The effort to contain COVID-19 should not be conflated with the notion that it’s particularly deadly. Many health experts have stated that they want to contain the disease because, in conjunction with the flu, both diseases circulating around the globe will kill twice as many people.

The fact is, we can contain COVID-19 by aggressive monitoring and quarantines. This will buy time until a vaccine and treatments are developed. It’s important to realize, this is effective public health policy. If COVID-19 ends up killing less than 1% of the infected, it’s still a good idea to contain it.

The public’s obsession with COVID-19 isn’t based in reality. It comes from twenty-four hour news networks, which compete with online sources. More people are getting their news from social media and news apps. Twenty-four hour news networks exploit fear to turn a profit. This is why a somewhat harmful disease has turned into the next apocalypse.
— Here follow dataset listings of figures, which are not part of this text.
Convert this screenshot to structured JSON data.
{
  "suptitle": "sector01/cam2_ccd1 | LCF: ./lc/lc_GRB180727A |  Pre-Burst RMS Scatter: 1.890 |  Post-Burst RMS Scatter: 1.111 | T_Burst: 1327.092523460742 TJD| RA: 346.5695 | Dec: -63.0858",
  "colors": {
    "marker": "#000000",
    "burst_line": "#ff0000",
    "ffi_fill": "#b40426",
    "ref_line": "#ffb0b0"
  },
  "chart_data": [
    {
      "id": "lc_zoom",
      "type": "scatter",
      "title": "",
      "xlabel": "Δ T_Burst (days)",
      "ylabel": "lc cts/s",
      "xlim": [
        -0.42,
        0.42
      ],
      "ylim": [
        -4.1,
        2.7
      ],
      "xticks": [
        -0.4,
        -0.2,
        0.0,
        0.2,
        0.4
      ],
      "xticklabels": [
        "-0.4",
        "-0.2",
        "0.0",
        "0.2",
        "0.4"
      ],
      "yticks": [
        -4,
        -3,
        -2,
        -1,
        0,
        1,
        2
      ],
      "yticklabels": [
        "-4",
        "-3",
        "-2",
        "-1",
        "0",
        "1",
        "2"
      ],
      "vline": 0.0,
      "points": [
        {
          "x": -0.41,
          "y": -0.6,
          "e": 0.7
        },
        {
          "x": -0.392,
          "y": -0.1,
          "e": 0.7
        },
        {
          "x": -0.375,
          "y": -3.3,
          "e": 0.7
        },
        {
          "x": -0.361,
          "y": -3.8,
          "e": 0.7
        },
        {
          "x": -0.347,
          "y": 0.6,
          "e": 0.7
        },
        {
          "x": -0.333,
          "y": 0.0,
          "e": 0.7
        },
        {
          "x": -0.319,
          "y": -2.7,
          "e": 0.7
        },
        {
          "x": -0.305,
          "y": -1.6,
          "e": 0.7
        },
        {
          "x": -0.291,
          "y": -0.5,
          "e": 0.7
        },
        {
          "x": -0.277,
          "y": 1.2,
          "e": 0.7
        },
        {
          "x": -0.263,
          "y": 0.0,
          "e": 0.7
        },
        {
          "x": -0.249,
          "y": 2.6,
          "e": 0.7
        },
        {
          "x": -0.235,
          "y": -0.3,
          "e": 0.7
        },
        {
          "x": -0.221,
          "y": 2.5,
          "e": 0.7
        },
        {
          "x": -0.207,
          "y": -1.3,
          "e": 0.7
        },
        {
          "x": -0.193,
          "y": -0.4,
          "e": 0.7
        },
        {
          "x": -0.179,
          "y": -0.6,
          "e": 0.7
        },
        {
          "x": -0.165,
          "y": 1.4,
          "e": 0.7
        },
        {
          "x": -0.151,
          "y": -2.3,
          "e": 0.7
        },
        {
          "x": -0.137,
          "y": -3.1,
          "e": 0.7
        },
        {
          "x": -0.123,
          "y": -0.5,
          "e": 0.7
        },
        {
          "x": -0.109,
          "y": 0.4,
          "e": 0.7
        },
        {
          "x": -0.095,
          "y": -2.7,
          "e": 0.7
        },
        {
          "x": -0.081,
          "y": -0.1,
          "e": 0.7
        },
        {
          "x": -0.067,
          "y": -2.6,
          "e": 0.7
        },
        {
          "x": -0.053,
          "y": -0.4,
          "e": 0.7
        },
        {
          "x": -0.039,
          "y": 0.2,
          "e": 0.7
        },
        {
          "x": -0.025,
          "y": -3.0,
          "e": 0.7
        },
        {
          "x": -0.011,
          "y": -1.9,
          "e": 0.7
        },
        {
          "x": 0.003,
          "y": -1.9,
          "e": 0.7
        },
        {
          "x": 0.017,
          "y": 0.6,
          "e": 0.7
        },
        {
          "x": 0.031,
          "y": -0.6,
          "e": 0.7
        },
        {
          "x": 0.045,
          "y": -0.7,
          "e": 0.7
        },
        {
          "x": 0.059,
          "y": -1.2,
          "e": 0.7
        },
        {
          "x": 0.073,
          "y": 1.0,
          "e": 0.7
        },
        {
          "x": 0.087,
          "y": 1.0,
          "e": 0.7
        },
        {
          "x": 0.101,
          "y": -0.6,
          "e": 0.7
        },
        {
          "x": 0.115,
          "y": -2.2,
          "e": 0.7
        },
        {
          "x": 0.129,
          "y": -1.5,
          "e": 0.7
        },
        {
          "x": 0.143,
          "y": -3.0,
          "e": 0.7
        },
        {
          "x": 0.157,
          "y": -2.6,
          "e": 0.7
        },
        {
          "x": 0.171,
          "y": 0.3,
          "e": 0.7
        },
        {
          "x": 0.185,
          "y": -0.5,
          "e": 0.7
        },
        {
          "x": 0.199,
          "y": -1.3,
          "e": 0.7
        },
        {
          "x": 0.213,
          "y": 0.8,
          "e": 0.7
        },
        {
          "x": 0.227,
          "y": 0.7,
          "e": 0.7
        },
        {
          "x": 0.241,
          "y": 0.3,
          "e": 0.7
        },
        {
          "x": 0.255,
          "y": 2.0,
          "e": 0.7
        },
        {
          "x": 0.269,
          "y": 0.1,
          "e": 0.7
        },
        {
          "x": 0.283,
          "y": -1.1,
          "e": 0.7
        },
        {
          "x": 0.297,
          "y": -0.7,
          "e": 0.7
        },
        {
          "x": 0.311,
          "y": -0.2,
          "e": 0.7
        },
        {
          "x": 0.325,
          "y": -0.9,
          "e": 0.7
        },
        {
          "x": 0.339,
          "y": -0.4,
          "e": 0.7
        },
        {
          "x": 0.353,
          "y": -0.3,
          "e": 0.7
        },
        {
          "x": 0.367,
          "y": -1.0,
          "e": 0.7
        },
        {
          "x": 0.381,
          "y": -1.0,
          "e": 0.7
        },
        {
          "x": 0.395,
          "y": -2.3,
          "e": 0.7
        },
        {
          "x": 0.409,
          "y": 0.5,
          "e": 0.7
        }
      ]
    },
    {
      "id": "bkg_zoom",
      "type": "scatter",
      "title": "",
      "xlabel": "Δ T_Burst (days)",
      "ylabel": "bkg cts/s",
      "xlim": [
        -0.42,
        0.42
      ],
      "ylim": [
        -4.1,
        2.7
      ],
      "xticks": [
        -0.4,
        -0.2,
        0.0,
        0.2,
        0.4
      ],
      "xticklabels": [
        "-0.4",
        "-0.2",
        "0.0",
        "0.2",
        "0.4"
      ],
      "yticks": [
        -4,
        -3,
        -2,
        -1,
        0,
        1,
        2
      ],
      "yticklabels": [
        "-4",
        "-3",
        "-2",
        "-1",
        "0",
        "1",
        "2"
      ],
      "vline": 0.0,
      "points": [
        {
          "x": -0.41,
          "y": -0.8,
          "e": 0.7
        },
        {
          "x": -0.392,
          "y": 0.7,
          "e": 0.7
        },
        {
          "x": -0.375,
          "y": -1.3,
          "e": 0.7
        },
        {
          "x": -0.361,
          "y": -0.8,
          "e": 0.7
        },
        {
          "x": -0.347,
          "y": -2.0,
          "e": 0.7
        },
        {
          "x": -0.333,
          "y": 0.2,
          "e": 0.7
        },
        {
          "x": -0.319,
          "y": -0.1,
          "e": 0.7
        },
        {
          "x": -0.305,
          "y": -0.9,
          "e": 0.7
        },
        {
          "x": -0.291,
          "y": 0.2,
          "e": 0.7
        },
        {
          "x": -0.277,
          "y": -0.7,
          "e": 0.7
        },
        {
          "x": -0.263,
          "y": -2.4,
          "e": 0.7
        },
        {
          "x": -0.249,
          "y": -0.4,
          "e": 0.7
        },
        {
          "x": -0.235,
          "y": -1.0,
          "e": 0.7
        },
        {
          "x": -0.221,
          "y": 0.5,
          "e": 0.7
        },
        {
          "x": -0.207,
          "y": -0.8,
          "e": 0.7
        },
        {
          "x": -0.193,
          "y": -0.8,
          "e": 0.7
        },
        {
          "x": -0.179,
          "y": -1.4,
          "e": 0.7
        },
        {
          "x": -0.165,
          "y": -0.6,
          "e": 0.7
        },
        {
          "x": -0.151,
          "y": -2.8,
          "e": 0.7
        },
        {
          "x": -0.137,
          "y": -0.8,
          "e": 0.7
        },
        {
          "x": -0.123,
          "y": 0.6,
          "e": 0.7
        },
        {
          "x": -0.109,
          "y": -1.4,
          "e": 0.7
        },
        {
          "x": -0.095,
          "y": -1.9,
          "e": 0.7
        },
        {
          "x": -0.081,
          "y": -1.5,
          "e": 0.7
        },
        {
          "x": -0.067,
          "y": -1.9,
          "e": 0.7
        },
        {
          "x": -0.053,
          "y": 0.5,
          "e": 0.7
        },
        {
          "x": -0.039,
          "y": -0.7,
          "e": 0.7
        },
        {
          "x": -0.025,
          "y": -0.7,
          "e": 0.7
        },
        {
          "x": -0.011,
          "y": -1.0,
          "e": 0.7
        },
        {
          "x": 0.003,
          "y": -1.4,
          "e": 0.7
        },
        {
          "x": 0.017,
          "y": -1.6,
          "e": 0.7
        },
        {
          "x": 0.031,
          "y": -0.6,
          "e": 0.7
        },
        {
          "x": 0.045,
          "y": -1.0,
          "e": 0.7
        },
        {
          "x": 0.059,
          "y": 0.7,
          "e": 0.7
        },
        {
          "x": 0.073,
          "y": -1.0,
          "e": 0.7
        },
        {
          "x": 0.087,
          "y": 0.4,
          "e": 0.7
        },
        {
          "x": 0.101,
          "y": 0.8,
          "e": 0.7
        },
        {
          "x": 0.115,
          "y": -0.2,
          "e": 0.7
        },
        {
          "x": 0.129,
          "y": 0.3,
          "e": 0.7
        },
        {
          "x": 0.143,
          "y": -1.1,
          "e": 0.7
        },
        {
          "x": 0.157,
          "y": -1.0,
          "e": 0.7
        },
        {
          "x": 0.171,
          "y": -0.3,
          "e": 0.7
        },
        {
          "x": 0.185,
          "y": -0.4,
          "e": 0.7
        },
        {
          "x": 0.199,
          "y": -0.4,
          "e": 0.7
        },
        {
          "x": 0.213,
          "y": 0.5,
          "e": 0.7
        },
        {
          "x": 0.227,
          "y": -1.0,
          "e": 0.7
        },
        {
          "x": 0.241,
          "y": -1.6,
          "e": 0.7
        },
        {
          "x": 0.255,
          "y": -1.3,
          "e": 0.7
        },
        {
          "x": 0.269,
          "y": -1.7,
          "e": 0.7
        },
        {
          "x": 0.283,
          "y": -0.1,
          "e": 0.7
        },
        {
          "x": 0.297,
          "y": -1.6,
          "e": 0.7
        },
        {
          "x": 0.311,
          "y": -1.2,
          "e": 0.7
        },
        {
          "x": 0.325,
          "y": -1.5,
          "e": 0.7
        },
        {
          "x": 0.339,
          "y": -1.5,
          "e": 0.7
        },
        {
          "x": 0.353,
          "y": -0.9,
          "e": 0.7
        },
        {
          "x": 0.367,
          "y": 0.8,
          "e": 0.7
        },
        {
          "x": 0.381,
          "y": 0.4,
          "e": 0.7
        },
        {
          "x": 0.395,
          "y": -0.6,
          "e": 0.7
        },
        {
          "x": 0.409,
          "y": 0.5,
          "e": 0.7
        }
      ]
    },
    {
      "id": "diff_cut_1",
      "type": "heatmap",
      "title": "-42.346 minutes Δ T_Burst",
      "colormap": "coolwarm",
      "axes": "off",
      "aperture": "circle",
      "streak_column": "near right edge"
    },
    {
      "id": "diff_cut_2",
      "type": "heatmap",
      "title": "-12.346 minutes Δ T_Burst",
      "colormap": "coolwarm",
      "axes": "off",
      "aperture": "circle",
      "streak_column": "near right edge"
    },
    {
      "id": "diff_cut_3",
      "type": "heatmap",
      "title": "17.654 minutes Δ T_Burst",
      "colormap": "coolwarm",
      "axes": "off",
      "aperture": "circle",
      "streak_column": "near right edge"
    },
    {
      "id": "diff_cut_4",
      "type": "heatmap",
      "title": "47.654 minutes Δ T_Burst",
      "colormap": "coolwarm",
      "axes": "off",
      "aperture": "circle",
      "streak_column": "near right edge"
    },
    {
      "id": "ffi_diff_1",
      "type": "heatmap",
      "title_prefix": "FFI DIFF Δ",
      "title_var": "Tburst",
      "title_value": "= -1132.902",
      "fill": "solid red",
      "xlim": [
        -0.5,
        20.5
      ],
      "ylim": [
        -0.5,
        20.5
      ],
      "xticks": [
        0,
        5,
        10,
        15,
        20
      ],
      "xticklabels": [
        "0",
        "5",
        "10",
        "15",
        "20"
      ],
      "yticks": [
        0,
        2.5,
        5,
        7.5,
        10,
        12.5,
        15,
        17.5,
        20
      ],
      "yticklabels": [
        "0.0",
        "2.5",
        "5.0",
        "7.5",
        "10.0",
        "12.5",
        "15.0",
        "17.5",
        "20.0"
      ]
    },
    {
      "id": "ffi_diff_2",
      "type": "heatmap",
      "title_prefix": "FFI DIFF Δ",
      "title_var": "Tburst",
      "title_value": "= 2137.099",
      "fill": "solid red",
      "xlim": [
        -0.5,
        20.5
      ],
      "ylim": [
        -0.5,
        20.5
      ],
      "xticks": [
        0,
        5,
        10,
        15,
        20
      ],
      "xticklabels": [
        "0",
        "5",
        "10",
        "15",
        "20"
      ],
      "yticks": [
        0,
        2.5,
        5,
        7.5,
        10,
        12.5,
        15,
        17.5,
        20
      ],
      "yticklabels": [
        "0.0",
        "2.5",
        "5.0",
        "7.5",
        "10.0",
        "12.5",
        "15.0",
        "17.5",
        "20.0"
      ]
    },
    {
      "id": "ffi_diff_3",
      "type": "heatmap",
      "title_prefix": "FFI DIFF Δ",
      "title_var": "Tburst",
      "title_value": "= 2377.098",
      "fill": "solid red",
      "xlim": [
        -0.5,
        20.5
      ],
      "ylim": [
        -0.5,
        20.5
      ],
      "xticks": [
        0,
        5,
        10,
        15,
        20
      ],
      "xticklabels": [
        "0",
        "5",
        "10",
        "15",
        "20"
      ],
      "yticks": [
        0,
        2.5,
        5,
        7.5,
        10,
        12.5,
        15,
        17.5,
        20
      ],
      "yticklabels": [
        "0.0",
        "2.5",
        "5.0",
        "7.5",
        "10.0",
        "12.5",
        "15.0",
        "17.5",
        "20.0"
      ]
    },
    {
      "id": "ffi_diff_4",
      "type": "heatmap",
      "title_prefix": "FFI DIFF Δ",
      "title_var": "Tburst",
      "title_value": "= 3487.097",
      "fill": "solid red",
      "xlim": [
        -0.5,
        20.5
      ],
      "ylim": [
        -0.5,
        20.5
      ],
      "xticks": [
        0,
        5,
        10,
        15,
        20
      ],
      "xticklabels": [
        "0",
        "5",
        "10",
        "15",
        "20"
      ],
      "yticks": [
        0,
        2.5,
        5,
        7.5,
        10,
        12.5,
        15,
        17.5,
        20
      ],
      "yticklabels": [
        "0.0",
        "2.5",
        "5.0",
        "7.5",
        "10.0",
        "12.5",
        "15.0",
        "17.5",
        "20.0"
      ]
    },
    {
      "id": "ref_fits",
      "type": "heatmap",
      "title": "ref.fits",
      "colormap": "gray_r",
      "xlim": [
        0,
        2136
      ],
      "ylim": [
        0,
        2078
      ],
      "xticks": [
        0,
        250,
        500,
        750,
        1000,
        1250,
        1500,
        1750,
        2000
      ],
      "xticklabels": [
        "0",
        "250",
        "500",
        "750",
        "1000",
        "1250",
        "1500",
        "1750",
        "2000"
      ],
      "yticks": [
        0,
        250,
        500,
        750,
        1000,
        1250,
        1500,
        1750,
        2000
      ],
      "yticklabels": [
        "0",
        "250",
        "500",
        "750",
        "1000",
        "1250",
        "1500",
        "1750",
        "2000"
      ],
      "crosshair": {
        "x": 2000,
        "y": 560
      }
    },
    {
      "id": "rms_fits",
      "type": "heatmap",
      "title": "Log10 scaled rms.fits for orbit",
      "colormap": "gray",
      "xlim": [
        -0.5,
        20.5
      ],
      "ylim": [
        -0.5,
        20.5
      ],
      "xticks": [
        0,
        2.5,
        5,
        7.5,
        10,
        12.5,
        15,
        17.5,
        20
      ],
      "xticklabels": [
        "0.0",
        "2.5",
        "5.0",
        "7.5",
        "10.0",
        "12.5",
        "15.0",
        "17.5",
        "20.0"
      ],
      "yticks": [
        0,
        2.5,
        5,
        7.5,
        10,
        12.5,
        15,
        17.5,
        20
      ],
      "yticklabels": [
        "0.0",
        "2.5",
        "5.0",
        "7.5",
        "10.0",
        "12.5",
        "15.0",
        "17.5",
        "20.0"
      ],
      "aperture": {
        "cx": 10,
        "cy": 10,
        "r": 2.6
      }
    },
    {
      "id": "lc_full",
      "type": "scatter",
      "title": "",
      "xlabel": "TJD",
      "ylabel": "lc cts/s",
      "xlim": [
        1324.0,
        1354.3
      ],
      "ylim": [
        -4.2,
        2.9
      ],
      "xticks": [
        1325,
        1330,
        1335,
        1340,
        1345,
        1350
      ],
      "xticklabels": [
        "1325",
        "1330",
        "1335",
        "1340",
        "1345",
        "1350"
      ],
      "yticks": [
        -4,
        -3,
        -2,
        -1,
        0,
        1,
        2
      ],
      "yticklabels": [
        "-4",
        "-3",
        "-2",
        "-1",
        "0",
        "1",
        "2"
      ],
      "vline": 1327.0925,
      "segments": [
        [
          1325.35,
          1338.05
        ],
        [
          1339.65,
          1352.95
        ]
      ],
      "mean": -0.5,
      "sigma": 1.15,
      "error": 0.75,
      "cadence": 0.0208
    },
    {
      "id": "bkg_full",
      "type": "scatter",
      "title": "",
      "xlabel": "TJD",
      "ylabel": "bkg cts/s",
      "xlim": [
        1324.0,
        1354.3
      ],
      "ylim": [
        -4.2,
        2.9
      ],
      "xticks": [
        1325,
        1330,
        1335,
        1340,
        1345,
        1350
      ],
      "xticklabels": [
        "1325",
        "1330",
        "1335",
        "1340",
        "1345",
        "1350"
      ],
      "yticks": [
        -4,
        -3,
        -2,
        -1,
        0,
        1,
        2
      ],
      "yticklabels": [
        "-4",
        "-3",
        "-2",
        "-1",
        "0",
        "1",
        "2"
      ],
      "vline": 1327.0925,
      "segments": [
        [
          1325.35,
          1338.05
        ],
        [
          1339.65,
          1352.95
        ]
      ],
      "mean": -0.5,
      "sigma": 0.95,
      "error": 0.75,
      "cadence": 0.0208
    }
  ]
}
COVID-19 is not going to result in an apocalypse. Sorry, you won’t get to live like Rick Grimes in a post-apocalyptic world. When the dust settles, you’ll see the same fear mongering media pointing fingers at each other, claiming that it was an overreaction. A few months later, they’ll find a new disease to hype, until the public realizes they’re just crying wolf. Perhaps people should simply wash their hands properly instead of contemplating the end of the world.